お知らせ

ソラニン -西澤恭平-

2026/01/12

ホームページをご覧の皆様、こんにちは。
本日は4年の西澤恭平が担当させていただきます。

冗長な文章になってしまいましたが、少々お付き合いいただけますと幸いです。

決して長く暗いトンネルではなく、私にとって10年間のラグビー人生は幅の広い階段だった。

適度な挫折、適度な成功を繰り返した中高時代を終え、私の大学生活はリハビリからスタートした。
ほぼ1年間と長く苦しい時間が続いたが、トレーナーのサポートもあり冬には完全復帰することができた。
しかし、スタートの遅れた自分を周りが待っているはずもなく、同期と遠く離れた実力の私は、何もできないまま1年を終えた。

2年、春シーズンから試合に出始め、対抗戦Aグループの舞台にも何度か立たせてもらった。
しかしまだ実力は足りず、入替戦に出場することは叶わなかった。

3年、ライバルのカンベエさんと抜かし抜かされを繰り返す、実のある1年間だった。
入替戦に勝利することはできなかったが、試合後、初めてチームの一員として泣けていることが少しだけ誇らしかった。

4年、ずっと何かに焦っていた。
なかなか結果がでないことも原因の一つであったし、どこかゆるい幸せがだらっと続いてしまっている感覚があった。
このままだとどこかで失敗する、そんな予感がしていた。
もっと自分が変わらなければ、そう思い日常の全てをラグビーに費やし、無我夢中で走った。
その結果、武蔵大学に負けた。
頭に靄がかかったようで、まだ努力が足りないのかと自分を責め、視界はどんどん狭まっていった。

そして明治学院大学戦、死刑宣告の笛と共に思考と感覚が鮮明になる。
頬を這う汗が妙に気持ち悪く、身体中が締めつけられるように痛んだ。
鼓膜付近まで伝わる拍手の音圧。
はっきりと見えてしまう観客席。
人生で初めて、本当の意味で周りを見渡した。
そこには自分なんかよりもっと悔しいはずのノンメンバーのやつらがいた。
いつだって応援して、支援してくださるOBの方々や家族がいた。
子供との大切な時間を自分たちに捧げてくれたコーチがいた。
支えてくれるスタッフがいた。
背中を蹴り飛ばしてくれる後輩がいた。
そして、一緒に横を歩いてくれる同期がいた。
もっと周りを見るべきだった。
今までどこを見て生きてきたのかわからなくなった。
実は何も見えていなかったんじゃないか。
そう思うと怖くなって、もう一度目を塞ごうとしたけれど、せっかくだからちゃんと世界を見ることにした。

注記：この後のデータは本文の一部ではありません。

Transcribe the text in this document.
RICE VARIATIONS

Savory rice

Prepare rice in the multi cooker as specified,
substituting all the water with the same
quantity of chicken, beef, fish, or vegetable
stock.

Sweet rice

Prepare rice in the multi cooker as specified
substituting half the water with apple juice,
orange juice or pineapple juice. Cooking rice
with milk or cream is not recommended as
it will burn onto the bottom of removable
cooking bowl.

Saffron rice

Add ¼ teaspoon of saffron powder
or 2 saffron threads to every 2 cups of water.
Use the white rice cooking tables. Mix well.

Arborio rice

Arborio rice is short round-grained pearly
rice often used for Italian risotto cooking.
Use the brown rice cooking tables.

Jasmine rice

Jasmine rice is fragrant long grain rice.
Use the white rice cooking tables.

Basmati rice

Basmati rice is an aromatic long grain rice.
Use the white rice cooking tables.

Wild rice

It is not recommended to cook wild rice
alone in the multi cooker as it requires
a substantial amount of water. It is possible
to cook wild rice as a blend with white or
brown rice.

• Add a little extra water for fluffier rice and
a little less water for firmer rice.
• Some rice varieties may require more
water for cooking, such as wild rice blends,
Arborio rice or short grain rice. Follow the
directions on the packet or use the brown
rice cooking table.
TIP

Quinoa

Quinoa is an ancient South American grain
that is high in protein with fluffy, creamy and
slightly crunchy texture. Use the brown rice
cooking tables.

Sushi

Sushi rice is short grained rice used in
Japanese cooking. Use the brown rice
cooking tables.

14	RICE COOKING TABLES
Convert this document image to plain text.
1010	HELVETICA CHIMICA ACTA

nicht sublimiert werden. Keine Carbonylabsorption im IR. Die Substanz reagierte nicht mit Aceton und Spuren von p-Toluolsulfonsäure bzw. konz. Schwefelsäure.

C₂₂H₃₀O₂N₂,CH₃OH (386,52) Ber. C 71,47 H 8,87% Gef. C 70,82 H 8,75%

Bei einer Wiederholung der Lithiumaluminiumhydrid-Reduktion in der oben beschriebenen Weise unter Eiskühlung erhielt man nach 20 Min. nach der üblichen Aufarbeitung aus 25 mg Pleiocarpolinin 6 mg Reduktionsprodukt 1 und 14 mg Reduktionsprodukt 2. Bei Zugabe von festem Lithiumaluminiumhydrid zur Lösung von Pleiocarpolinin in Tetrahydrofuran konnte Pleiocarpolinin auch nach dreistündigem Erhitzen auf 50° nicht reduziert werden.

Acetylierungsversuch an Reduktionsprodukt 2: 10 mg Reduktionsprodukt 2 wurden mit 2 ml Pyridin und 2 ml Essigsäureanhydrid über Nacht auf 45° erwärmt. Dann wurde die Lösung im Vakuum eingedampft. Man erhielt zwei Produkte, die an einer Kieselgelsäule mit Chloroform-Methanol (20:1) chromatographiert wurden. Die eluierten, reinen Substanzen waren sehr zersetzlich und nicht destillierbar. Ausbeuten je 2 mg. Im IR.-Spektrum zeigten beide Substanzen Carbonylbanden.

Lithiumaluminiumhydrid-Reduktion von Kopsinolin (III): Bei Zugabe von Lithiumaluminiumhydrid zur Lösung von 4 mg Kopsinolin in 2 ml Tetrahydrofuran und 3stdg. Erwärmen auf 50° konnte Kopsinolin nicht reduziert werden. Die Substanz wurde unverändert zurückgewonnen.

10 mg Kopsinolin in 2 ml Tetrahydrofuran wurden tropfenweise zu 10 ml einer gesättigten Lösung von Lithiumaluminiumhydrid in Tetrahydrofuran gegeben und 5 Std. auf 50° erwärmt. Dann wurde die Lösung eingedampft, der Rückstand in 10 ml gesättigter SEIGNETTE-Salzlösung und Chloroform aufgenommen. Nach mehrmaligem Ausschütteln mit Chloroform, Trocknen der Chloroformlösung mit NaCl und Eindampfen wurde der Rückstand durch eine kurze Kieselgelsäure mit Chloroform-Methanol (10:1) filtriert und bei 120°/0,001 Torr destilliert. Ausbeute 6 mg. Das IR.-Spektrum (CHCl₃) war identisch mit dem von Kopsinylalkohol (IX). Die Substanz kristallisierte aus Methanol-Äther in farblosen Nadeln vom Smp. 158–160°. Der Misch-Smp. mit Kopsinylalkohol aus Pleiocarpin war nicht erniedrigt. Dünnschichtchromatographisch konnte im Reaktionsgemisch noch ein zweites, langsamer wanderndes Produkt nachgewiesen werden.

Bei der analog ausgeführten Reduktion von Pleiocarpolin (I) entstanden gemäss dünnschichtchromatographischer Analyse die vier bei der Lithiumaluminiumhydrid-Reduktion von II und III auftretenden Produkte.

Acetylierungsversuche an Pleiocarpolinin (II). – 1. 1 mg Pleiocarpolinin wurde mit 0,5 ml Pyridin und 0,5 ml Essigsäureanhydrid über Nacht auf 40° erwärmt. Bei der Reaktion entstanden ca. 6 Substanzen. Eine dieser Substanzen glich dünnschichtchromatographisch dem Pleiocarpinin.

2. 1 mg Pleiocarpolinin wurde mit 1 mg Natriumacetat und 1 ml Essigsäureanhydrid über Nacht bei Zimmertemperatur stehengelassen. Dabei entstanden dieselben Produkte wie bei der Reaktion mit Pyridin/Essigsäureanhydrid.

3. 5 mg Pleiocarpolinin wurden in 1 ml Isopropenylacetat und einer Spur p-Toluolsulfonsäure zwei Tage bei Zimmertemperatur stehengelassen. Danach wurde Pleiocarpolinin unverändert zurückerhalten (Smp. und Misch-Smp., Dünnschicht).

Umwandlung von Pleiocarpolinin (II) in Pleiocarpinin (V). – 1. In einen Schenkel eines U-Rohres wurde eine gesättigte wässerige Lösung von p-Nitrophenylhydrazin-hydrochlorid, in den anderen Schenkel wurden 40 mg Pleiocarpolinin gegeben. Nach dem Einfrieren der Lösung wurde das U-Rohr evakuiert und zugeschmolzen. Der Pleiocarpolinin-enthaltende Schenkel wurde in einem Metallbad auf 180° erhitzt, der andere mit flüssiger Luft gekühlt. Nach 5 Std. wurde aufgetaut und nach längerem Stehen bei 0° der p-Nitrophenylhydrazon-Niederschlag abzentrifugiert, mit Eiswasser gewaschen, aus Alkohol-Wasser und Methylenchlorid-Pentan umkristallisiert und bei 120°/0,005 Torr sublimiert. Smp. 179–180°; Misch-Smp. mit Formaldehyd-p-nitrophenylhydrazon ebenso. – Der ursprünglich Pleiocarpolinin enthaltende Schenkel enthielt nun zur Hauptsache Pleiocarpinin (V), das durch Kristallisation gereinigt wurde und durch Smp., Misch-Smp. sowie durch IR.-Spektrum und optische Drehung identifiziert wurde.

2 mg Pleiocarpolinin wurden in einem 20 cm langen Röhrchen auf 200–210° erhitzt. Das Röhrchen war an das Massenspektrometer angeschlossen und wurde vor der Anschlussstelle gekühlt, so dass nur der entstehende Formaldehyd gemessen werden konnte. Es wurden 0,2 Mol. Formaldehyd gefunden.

平坦だと思い立ち止まりそうになる瞬間、適度な毒を食らい段差を上がる。
そんな理想のラグビー人生だった。
ただこの結果は今までに比べてあまりにも猛毒。
あの時こうしていれば、あの日に戻れれば。きっと死ぬまで後悔し続けるのだろう。
それでも今際の際、自分にはあの経験が必要だった、
そう思える人生にするため、今日も前を向いて歩くのだ。

最後になりますが、常日頃から応援してくださる全ての方々へ、今年度は菊本組を応援していただきありがとうございました。
昨シーズンの雪辱は、きっと後輩たちが果たしてくれると信じております。
今後とも成蹊大学ラグビー部へのご支援、ご声援のほど何卒よろしくお願い申し上げます。